Sin embargo, a diferencia de los sopapos a mano abierta de los personajes de Spencer como ejercicio de una violencia ciertamente bufonesca, el degenerado carcelero, entre sudores, disfruta con saña y sadismo cada vez que golpea a un preso, somete sexualmente a algunos de sus prisioneros e incluso trata de dar ejemplo a sus propios hijos en el mismo patio de la cárcel, mientras castiga a palos a otros de su edad que se han descarriado.
Si hemos de quedarnos con alguna escena de El expreso de medianoche, por impactante,amén de realizada e interpretada con esmero, quizás sea la de la visita de la abnegada novia del protagonista, cuando Hayes ya se encuentra hacinado junto al resto de enfermos mentales, tras haber asesinado salvajemente a su ladino compañero de celda.
Y es que aunque resulta un momento ciertamente forzado por tardío ( sin duda para dotar a la historia de un mayor suspense) no cabe duda que refleja la desesperación de una pareja que se enfrenta a un drama que abocará indefectiblemente en el suicidio, salvo que se produzca la fuga, como finalmente acontece.
Es en ese momento final, al salir Hayes tranquilamente de prisión, uniformado de carcelero, cuando recuperamos el sonido de los latidos de su corazón, que al principio escuchábamos mientras éramos testigos de su nerviosismo, al arriesgarse a pasar torpemente nada menos que dos kilos de hachís adosados a su estómago, en un momento en el que eran recurrentes los controles en los aeropuertos, con un estado turco en permanente tensión por los últimos atentados con chalecos-bomba.
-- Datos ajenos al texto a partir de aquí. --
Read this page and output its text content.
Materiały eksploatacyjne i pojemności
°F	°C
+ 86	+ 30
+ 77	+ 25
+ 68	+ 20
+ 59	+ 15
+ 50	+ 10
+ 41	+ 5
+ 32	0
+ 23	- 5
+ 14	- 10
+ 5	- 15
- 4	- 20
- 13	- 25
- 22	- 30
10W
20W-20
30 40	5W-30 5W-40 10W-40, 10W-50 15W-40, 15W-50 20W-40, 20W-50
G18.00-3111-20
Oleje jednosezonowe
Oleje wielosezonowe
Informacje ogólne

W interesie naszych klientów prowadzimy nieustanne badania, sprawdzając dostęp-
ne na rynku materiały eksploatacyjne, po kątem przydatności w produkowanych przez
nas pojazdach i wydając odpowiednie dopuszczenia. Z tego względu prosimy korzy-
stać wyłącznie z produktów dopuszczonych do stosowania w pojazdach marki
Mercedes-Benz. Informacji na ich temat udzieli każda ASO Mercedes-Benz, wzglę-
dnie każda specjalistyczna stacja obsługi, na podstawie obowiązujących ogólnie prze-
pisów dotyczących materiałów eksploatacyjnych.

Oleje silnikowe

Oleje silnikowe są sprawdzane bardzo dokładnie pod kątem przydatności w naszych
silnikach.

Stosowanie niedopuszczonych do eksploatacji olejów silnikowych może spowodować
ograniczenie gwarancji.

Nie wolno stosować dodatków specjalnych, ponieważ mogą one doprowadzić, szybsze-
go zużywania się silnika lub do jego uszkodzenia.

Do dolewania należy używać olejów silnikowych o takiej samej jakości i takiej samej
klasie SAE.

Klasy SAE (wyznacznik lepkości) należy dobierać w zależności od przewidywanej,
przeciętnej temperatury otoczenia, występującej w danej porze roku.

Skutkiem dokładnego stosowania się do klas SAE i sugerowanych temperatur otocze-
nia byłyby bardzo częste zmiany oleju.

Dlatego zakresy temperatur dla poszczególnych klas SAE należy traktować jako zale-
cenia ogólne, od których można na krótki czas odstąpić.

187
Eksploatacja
Decíamos antes que el premiado Stone se había basado en la biografía del propio Hayes, pero éste luego reconocería que se habían exagerado los términos y que algunos de los hechos que se narran en la película no sucedieron en la realidad.
En este sentido, Hayes nunca fue violado, ni tampoco tuvo que matar a ningún guardián para fugarse, ni siquiera en defensa propia, como aparece en el film y lejos de ser un simple turista que puntualmente había cometido una mayúscula temeridad de intentar pasar droga, ya había trapicheado en alguna ocasión tal y como reconocería luego.
Si bien su escapada es mucho menos hollywoodiense, al verse obligado a sobornar a alguno de sus carceleros, mayor esfuerzo y riesgo le supuso tener que abandonar Turquía, país al que tardaría en regresar, por recomendación de las autoridades norteamericanas.
Decíamos antes que aparte de Oliver Stone, Giorgio Moroder también había obtenido la dorada estatua, en este caso de forma totalmente inmerecida, a nuestro juicio.
Y es que al margen del pegadizo tema principal, la composición plagada de sintetizadores de El expreso de Medianoche ha aguantado penosamente el paso del tiempo, por mucho que en su época fuera el no va más, ganándole además la partida a otros tres rivales de aúpa que debieron quedar estupefactos: John Williams (Superman) Jerry Goldsmith (Los niños del Brasil) Ennio Morricone (Días de cielo) y Dave Grusin (El cielo puede esperar)
Eran otros tiempos, se llevaba el teclado.